Georgia's top agriculture officials on Tuesday defended the state's inspection process at a legislative hearing called to address the salmonella outbreak traced to a Georgia peanut processing plant.
The process came under fire after a state inspector found only minor problems when she probed the Blakely plant in October for less than two hours. Less than three months later, federal agents found roaches, mold, a leaking roof and other problems.
Terry Coleman, Georgia's deputy agriculture commissioner, told House lawmakers that no amount of regulation will deter people who are intent on violating state laws.
"If a person intends to break the rules, unless you have somebody standing
over that person from the time they get to work from the time they leave, there
is no way to prevent that," Mr. Coleman said. "And in this particular case we
believe that somebody in the plant intended to break the rules or break the
laws. All the inspections we could muster couldn't prevent that."
Still, lawmakers responded to the outbreak by passing legislation that would make Georgia the first state to require that food makers swiftly alert state inspectors if their internal tests show their products are tainted.

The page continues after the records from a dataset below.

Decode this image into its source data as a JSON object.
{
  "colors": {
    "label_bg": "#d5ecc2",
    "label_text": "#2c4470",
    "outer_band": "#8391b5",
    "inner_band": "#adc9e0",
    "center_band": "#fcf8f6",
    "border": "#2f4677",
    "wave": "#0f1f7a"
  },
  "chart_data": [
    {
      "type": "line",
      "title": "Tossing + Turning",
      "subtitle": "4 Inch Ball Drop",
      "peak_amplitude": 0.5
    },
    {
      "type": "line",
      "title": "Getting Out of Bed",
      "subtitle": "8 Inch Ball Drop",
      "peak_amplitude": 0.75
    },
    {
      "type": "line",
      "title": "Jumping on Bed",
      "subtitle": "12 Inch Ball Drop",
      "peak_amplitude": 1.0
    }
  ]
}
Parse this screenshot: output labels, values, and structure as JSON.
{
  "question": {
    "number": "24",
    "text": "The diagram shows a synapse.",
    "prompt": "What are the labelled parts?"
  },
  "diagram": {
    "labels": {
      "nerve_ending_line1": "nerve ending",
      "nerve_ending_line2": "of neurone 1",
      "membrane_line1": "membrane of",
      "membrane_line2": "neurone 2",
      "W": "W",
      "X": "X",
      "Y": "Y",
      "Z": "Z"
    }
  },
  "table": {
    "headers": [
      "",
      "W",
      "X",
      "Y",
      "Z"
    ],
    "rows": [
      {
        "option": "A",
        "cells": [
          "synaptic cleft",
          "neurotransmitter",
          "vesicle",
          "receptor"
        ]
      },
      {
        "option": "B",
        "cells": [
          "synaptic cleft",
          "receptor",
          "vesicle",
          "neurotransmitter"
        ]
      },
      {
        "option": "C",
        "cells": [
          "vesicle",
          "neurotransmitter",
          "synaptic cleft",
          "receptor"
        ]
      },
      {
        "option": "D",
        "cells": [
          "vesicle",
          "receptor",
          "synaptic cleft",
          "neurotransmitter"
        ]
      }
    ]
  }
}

That proposal is awaiting Gov. Sonny Perdue's signature.
Agriculture Commissioner Tommy Irvin said such legislation would have "been impossible to pass" before the outbreak.
The remarks came at a meeting of the House Consumer Protection Investigation and Oversight Subcommittee, whose members seemed to agree with Mr. Coleman's assessment.
"We had a bad apple there," said state Rep. Ellis Black, D-Valdosta. "And no amount of inspections is going to prevent a disaster."